Juiz decide contra Trump ao considerar ilegal o congelamento do financiamento da Universidade de Harvard

30 de agosto de 2025, Leominster, Ma, EUA: Edifícios e cenas da Universidade de Harvard e da Harvard Square enquanto os estudantes retornam à área.
Europa Press/Contacto/Kenneth Martin

A Casa Branca recorrerá de uma decisão que considera "flagrante".

MADRID, 4 set. (EUROPA PRESS) -

Um juiz dos Estados Unidos decidiu na quarta-feira a favor da Universidade de Harvard, concluindo que o governo norte-americano agiu "ilegalmente" ao congelar mais de 2 bilhões de dólares (mais de 1,7 bilhão de euros) em financiamento de pesquisas para a instituição acadêmica.

Em sua decisão, a juíza distrital dos EUA Allison Burroughs, de Boston, considerou que o governo de Donald Trump violou os direitos de liberdade de Harvard quando decidiu, em abril, suspender uma ampla gama de bolsas de pesquisa, embora não tenha ordenado a liberação desses fundos.

A juíza afirmou em um documento de 84 páginas que Washington "usou o antissemitismo como uma cortina de fumaça para um ataque direcionado e ideologicamente motivado às principais universidades do país, e o fez de uma maneira que contraria" a lei.

Nessa linha, ela também considerou que as alegações de antissemitismo na Universidade de Harvard eram "na melhor das hipóteses arbitrárias e, na pior, um pretexto". A magistrada assegurou que as autoridades norte-americanas "tomaram represálias inadmissíveis" contra esse renomado centro acadêmico "por se recusar a capitular às (suas) exigências", levando em conta que ele batalhou nos tribunais, enquanto outras universidades, como a Universidade de Columbia, concordaram em pagar centenas de milhões de dólares para restaurar os fundos cortados por Trump, que acusa esses centros de violar as leis antidiscriminatórias por hospedar protestos pró-palestinos em seus campi.

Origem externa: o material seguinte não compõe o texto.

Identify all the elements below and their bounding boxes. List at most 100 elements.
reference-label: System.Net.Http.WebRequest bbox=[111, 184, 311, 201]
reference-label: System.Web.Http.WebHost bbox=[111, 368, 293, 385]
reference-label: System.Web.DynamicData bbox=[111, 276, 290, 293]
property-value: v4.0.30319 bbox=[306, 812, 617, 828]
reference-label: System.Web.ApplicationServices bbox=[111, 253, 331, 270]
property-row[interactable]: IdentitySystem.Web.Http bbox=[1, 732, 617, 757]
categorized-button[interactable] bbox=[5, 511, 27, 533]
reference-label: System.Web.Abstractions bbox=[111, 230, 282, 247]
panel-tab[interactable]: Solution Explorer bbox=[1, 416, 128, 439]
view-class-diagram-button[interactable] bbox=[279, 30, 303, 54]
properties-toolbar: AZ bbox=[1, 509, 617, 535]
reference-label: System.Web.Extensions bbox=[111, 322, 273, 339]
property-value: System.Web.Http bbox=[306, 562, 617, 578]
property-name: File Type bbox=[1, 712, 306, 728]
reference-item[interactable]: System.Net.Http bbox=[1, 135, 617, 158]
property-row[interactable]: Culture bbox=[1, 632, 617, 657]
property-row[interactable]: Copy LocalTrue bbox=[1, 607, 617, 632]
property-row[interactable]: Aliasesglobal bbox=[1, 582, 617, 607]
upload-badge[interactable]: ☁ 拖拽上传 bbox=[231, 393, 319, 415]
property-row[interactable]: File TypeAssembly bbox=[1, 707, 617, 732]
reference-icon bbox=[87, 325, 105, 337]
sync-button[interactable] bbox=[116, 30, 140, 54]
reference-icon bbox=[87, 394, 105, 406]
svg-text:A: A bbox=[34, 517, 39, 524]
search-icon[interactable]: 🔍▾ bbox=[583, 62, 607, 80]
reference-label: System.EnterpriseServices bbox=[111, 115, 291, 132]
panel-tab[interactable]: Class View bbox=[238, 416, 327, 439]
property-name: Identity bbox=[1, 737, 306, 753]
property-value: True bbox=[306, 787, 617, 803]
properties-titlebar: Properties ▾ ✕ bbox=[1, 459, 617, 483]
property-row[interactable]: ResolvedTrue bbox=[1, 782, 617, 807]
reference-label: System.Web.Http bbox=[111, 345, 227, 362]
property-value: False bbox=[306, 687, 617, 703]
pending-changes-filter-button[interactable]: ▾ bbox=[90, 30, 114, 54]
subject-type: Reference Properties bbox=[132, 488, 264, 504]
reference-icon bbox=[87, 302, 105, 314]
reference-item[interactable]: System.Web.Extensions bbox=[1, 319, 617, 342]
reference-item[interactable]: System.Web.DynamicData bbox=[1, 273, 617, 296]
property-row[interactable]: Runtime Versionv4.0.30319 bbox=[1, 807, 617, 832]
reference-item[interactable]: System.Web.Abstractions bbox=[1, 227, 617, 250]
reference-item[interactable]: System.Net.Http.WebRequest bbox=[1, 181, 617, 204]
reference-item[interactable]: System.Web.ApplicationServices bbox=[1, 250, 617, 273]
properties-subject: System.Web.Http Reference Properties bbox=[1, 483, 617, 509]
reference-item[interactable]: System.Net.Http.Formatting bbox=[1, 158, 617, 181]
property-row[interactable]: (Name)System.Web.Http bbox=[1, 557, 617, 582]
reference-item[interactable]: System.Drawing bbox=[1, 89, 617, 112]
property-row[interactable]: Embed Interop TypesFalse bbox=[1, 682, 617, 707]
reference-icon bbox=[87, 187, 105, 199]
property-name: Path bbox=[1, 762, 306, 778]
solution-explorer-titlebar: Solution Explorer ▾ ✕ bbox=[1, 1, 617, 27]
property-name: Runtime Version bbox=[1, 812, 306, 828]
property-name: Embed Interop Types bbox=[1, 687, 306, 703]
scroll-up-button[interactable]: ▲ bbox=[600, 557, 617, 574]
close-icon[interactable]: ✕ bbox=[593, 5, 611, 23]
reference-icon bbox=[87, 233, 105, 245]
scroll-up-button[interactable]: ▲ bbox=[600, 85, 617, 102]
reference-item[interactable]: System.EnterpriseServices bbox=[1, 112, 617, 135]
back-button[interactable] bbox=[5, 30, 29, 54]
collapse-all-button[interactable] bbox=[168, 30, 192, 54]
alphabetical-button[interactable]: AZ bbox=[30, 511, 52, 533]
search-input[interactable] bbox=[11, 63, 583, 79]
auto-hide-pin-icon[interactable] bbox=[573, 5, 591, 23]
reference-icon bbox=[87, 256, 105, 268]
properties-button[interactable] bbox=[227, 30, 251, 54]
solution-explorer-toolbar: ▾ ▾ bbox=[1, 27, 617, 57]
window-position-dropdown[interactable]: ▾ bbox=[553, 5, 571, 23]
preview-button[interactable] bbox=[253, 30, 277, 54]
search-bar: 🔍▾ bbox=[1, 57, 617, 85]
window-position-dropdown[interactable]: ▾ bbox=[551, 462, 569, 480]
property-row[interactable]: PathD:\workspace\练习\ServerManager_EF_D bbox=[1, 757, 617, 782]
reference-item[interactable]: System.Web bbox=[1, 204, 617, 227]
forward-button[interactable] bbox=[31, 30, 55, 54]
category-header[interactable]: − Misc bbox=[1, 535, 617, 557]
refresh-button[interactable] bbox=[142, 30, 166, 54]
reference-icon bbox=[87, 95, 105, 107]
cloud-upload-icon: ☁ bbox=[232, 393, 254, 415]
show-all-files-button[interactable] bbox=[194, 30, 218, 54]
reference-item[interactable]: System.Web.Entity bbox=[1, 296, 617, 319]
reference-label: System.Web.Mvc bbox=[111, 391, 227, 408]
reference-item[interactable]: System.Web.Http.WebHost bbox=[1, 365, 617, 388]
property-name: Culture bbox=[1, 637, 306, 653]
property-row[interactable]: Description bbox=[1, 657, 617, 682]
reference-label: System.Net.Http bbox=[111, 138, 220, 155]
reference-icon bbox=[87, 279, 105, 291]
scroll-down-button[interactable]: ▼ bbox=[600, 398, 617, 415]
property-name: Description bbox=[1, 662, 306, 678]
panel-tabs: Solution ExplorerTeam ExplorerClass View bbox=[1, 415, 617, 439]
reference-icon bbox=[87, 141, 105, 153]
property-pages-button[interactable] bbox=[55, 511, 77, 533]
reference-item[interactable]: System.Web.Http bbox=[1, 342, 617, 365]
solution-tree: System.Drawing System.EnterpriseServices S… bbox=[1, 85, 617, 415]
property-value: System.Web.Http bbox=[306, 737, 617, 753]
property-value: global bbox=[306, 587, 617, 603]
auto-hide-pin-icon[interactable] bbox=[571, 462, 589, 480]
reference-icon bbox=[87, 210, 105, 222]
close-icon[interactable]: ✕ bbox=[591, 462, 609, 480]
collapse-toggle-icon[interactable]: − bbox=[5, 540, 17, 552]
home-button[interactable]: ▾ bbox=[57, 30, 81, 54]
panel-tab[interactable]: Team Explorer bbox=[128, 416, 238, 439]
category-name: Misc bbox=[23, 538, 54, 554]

A decisão abre caminho para que os fundos sejam liberados para Harvard, embora o juiz não tenha ordenado isso, de acordo com a agência de notícias Bloomberg.

A resposta do governo Trump veio da porta-voz da Casa Branca, Liz Huston, que anunciou que o governo recorrerá contra o que ela descreveu como uma decisão "flagrante".

Para qualquer observador imparcial, está claro que a Universidade de Harvard não protegeu seus alunos contra o assédio e permitiu que a discriminação assolasse seu campus durante anos", disse ela, e argumentou que "não tem direito constitucional de receber dinheiro do contribuinte e permanece inelegível para receber subsídios no futuro".